XPeng steckt in einem eigenartigen Widerspruch: Während die Kernaufgabe – Autos verkaufen – stockt, greifen Kapitalgeber nach der Zukunftswette des Unternehmens zu. Für mich ist genau das der Punkt, an dem sich die Anlegerfrage entscheidet: Zählt der Autobauer von heute, oder zählt der Robotik- und Robotaxi-Konzern von morgen?
Die Zahlen aus dem operativen Geschäft sind ambivalent. Im August lieferte XPeng 39.107 Fahrzeuge aus, ein Plus von 4 Prozent gegenüber dem Vorjahresmonat. Auf die ersten acht Monate 2026 gerechnet liegt das Unternehmen aber weiterhin 10,49 Prozent unter dem Vorjahreswert. Ein einzelner guter Monat macht aus einem schwachen Jahr noch keinen Erfolg – das sollten sich Anleger vor Augen halten, die sich an der August-Erholung festhalten wollen.

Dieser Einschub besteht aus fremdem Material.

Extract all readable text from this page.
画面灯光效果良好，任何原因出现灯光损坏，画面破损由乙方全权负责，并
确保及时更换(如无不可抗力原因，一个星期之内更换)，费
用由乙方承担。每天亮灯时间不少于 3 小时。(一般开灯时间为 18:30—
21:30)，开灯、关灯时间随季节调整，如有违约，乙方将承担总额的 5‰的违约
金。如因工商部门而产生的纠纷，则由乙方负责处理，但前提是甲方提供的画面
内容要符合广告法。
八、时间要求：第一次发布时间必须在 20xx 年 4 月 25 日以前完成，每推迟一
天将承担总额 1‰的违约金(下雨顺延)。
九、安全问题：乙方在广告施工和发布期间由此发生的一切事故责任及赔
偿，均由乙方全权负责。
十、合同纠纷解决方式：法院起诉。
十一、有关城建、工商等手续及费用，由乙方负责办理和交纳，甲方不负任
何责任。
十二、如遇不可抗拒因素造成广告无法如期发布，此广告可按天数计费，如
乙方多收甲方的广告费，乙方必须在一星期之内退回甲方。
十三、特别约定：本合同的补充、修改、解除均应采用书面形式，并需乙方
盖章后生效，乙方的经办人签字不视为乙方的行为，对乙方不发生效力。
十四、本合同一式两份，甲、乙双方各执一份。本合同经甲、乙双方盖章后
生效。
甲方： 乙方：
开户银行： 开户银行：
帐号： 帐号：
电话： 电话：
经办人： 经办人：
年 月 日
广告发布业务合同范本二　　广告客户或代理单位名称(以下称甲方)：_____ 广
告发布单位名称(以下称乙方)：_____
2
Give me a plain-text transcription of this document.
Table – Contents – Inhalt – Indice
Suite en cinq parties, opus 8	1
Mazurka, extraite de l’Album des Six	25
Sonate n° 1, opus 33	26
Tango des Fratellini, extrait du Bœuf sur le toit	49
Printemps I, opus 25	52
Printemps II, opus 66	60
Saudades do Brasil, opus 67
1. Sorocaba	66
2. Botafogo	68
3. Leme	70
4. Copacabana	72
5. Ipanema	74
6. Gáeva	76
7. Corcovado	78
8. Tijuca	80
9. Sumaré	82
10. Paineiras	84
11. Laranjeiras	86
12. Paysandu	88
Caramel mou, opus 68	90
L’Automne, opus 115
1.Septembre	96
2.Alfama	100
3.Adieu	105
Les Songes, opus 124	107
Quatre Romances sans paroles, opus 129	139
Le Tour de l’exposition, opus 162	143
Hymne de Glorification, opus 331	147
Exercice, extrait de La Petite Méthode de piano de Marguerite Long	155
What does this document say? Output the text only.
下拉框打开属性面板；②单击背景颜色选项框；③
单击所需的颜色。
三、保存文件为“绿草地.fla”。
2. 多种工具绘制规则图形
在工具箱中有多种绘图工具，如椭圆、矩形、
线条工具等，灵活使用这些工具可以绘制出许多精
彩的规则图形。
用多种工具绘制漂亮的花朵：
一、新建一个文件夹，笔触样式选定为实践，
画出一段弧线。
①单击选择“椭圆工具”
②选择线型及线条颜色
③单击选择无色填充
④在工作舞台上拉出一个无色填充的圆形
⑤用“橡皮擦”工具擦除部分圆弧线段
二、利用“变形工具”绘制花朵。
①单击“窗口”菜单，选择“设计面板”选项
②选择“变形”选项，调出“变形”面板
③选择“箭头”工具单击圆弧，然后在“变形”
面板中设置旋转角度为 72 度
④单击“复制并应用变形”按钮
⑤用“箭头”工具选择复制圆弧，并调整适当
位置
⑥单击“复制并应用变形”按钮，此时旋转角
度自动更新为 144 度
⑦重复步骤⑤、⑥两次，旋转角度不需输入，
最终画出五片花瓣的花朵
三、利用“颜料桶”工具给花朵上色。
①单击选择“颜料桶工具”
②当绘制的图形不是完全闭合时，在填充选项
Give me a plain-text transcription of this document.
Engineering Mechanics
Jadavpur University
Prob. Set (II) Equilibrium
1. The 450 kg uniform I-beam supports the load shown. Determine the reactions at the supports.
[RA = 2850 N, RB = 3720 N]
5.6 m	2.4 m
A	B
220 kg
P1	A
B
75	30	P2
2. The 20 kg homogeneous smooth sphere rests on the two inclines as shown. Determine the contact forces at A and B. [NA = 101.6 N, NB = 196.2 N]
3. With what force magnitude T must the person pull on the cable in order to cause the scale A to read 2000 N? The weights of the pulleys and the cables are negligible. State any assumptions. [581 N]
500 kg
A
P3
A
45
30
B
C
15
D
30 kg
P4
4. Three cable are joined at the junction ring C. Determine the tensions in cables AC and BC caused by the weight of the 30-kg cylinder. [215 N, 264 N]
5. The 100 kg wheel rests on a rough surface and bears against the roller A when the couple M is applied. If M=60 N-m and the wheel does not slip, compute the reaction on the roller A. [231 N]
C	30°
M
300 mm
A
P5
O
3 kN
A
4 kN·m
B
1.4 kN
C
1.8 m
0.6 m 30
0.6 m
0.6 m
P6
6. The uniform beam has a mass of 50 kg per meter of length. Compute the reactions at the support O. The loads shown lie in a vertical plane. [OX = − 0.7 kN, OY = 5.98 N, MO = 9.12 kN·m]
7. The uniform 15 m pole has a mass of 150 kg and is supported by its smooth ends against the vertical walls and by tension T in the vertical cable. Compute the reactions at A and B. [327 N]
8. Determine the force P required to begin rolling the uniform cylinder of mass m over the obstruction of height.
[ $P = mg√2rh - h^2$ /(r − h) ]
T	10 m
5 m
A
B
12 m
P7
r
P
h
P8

Frisches Kapital für die Roboter-Sparte
Bereits Ende August, am 24., hatte XPeng offiziell verkündet, dass die eigene Robotik-Sparte eine Series-A-Finanzierung von mehr als 900 Millionen US-Dollar eingesammelt hat. Angeführt wurde die Runde von IDG Capital, mit Beteiligung von Gaorong Ventures sowie Rückendeckung von Tencent und Alibaba.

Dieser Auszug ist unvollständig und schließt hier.